We became intrigued one night while smoking on our stoop. Our courtyard technically has two lights, which should illuminate the path from the street to each of our doors, but neither light has ever functioned, as far as I know. I take great pleasure in sitting outside my front door during the wee hours of the morning, smoking in the darkness, watching my cigarette burn.

Henry and Gretchen's lights were on - we could see silhouettes projected onto their sheer, lime green curtains. Furniture flickered in the light of the TV. Joe and I were discussing the recent influx of crime dramas on network TV.

Then Gretchen's silhouette appeared in the window; she must have been very close to the curtain. The lines were sharp; she wasn't clothed.
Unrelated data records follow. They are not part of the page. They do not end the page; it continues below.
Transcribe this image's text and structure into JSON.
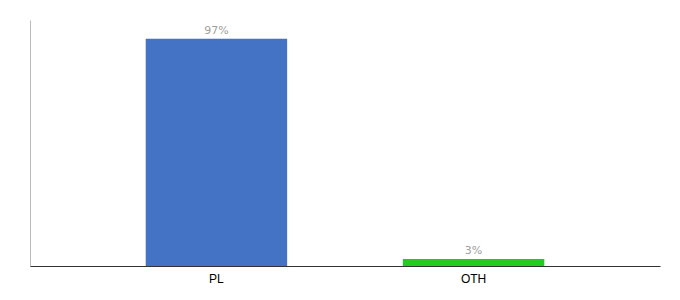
{
  "chart_data": {
    "type": "bar",
    "categories": [
      "PL",
      "OTH"
    ],
    "values": [
      97,
      3
    ],
    "value_labels": [
      "97%",
      "3%"
    ],
    "colors": [
      "#4472c4",
      "#22cc22"
    ],
    "ylim": [
      0,
      105
    ],
    "data_labels": true,
    "tick_labels": "x",
    "grid": false
  }
}
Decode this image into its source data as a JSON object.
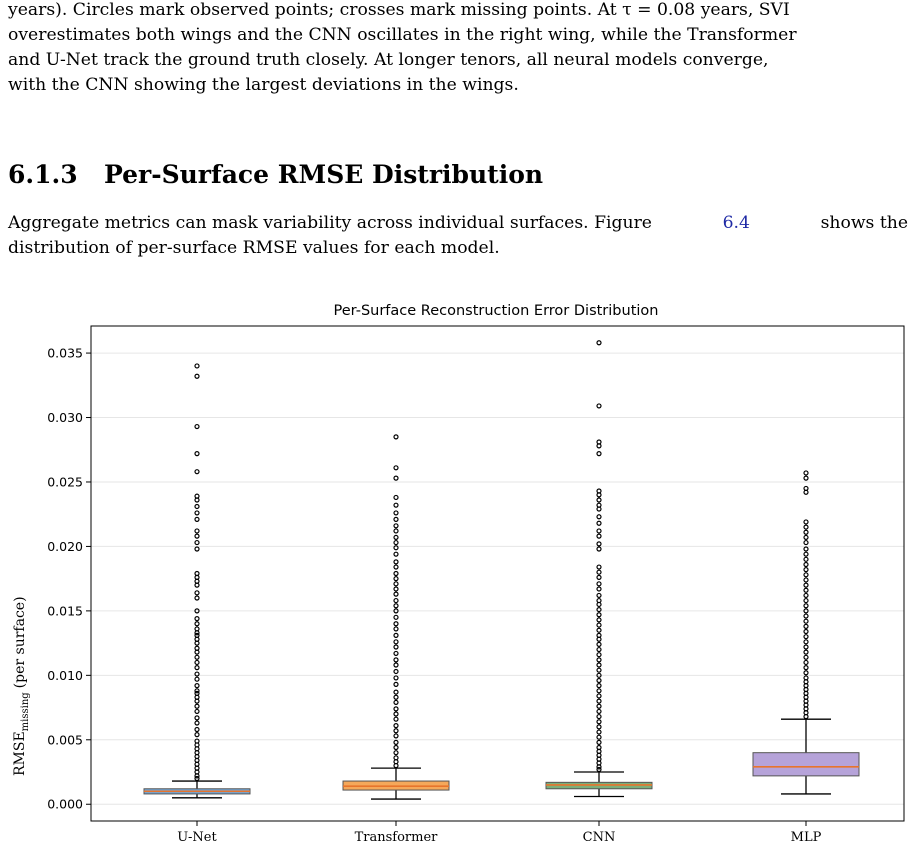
{
  "paper": {
    "intro_paragraph": {
      "line1": "years). Circles mark observed points; crosses mark missing points. At τ = 0.08 years, SVI",
      "line2": "overestimates both wings and the CNN oscillates in the right wing, while the Transformer",
      "line3": "and U-Net track the ground truth closely. At longer tenors, all neural models converge,",
      "line4": "with the CNN showing the largest deviations in the wings."
    },
    "section": {
      "number": "6.1.3",
      "title": "Per-Surface RMSE Distribution"
    },
    "body_paragraph": {
      "line1_before": "Aggregate metrics can mask variability across individual surfaces. Figure",
      "figure_ref": "6.4",
      "line1_after": "shows the",
      "line2": "distribution of per-surface RMSE values for each model."
    }
  },
  "chart_data": {
    "type": "box",
    "title": "Per-Surface Reconstruction Error Distribution",
    "ylabel_main": "RMSE",
    "ylabel_subscript": "missing",
    "ylabel_suffix": "(per surface)",
    "xlabel": "",
    "ylim": [
      -0.0013,
      0.0371
    ],
    "yticks": [
      "0.000",
      "0.005",
      "0.010",
      "0.015",
      "0.020",
      "0.025",
      "0.030",
      "0.035"
    ],
    "grid": "horizontal",
    "categories": [
      "U-Net",
      "Transformer",
      "CNN",
      "MLP"
    ],
    "boxes": [
      {
        "category": "U-Net",
        "color": "#6fa8dc",
        "whisker_low": 0.0005,
        "q1": 0.0008,
        "median": 0.001,
        "q3": 0.0012,
        "whisker_high": 0.0018,
        "outliers": [
          0.034,
          0.0332,
          0.0293,
          0.0272,
          0.0258,
          0.0239,
          0.0236,
          0.0231,
          0.0226,
          0.0221,
          0.0212,
          0.0208,
          0.0203,
          0.0198,
          0.0179,
          0.0176,
          0.0173,
          0.017,
          0.0164,
          0.016,
          0.015,
          0.0144,
          0.014,
          0.0136,
          0.0133,
          0.0131,
          0.0128,
          0.0125,
          0.0121,
          0.0118,
          0.0114,
          0.011,
          0.0106,
          0.0101,
          0.0097,
          0.0092,
          0.0088,
          0.0086,
          0.0083,
          0.008,
          0.0076,
          0.0072,
          0.0067,
          0.0063,
          0.0058,
          0.0054,
          0.0049,
          0.0046,
          0.0043,
          0.004,
          0.0037,
          0.0034,
          0.0031,
          0.0028,
          0.0025,
          0.0022,
          0.002
        ]
      },
      {
        "category": "Transformer",
        "color": "#f5a85a",
        "whisker_low": 0.0004,
        "q1": 0.0011,
        "median": 0.0014,
        "q3": 0.0018,
        "whisker_high": 0.0028,
        "outliers": [
          0.0285,
          0.0261,
          0.0253,
          0.0238,
          0.0232,
          0.0226,
          0.0221,
          0.0216,
          0.0212,
          0.0207,
          0.0203,
          0.0199,
          0.0194,
          0.0188,
          0.0184,
          0.0179,
          0.0175,
          0.0171,
          0.0167,
          0.0163,
          0.0158,
          0.0154,
          0.015,
          0.0145,
          0.014,
          0.0136,
          0.0131,
          0.0126,
          0.0122,
          0.0117,
          0.0112,
          0.0108,
          0.0103,
          0.0098,
          0.0093,
          0.0087,
          0.0083,
          0.0079,
          0.0074,
          0.007,
          0.0066,
          0.0061,
          0.0057,
          0.0053,
          0.0048,
          0.0044,
          0.004,
          0.0036,
          0.0033,
          0.003
        ]
      },
      {
        "category": "CNN",
        "color": "#7cb07a",
        "whisker_low": 0.0006,
        "q1": 0.0012,
        "median": 0.0015,
        "q3": 0.0017,
        "whisker_high": 0.0025,
        "outliers": [
          0.0358,
          0.0309,
          0.0281,
          0.0278,
          0.0272,
          0.0243,
          0.024,
          0.0236,
          0.0232,
          0.0229,
          0.0223,
          0.0218,
          0.0212,
          0.0208,
          0.0202,
          0.0198,
          0.0184,
          0.018,
          0.0176,
          0.0171,
          0.0167,
          0.0162,
          0.0158,
          0.0155,
          0.0151,
          0.0147,
          0.0143,
          0.0139,
          0.0135,
          0.0131,
          0.0128,
          0.0124,
          0.012,
          0.0116,
          0.0112,
          0.0108,
          0.0104,
          0.01,
          0.0096,
          0.0092,
          0.0088,
          0.0084,
          0.008,
          0.0076,
          0.0072,
          0.0068,
          0.0064,
          0.006,
          0.0056,
          0.0052,
          0.0048,
          0.0044,
          0.0041,
          0.0038,
          0.0035,
          0.0032,
          0.0029,
          0.0027
        ]
      },
      {
        "category": "MLP",
        "color": "#b6a3d9",
        "whisker_low": 0.0008,
        "q1": 0.0022,
        "median": 0.0029,
        "q3": 0.004,
        "whisker_high": 0.0066,
        "outliers": [
          0.0257,
          0.0253,
          0.0245,
          0.0242,
          0.0219,
          0.0215,
          0.0211,
          0.0207,
          0.0203,
          0.0198,
          0.0194,
          0.019,
          0.0186,
          0.0182,
          0.0178,
          0.0174,
          0.017,
          0.0166,
          0.0162,
          0.0158,
          0.0154,
          0.015,
          0.0146,
          0.0142,
          0.0138,
          0.0134,
          0.013,
          0.0126,
          0.0122,
          0.0118,
          0.0114,
          0.011,
          0.0106,
          0.0102,
          0.0098,
          0.0095,
          0.0092,
          0.0089,
          0.0086,
          0.0083,
          0.008,
          0.0077,
          0.0074,
          0.0071,
          0.0068
        ]
      }
    ],
    "median_color": "#e8742c"
  }
}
We put our cigarettes out without speaking. I felt Joe's elbow nudge my side and I grunted a little, to let him know that I saw it too. That night we watched them press each other against the window; they did it standing. We saw everything; we couldn't look away.

This happened many times. Many times a week. Almost every night.

In the mornings part of me felt dirty. The way you feel when you drive by an animal that's been run over in the road. Even though it's already dead, there's still this guilt about seeing it, and not doing something, not helping. This guilt that you're in a car and they're dead.

I don't know what I wanted to do. Stop them? Stop them from necking in their doorway before Henry left each day, Gretchen standing there in only a large T-shirt, touching her fingers to his ridiculous hair? Stop their filthy lovemaking that Joe and I gathered to watch so many times a week, on our stoop, smoking our cigarettes now inside, afterward?

Stop myself from thinking about them, inside, maybe related, but probably not, every night behind the lime green curtains?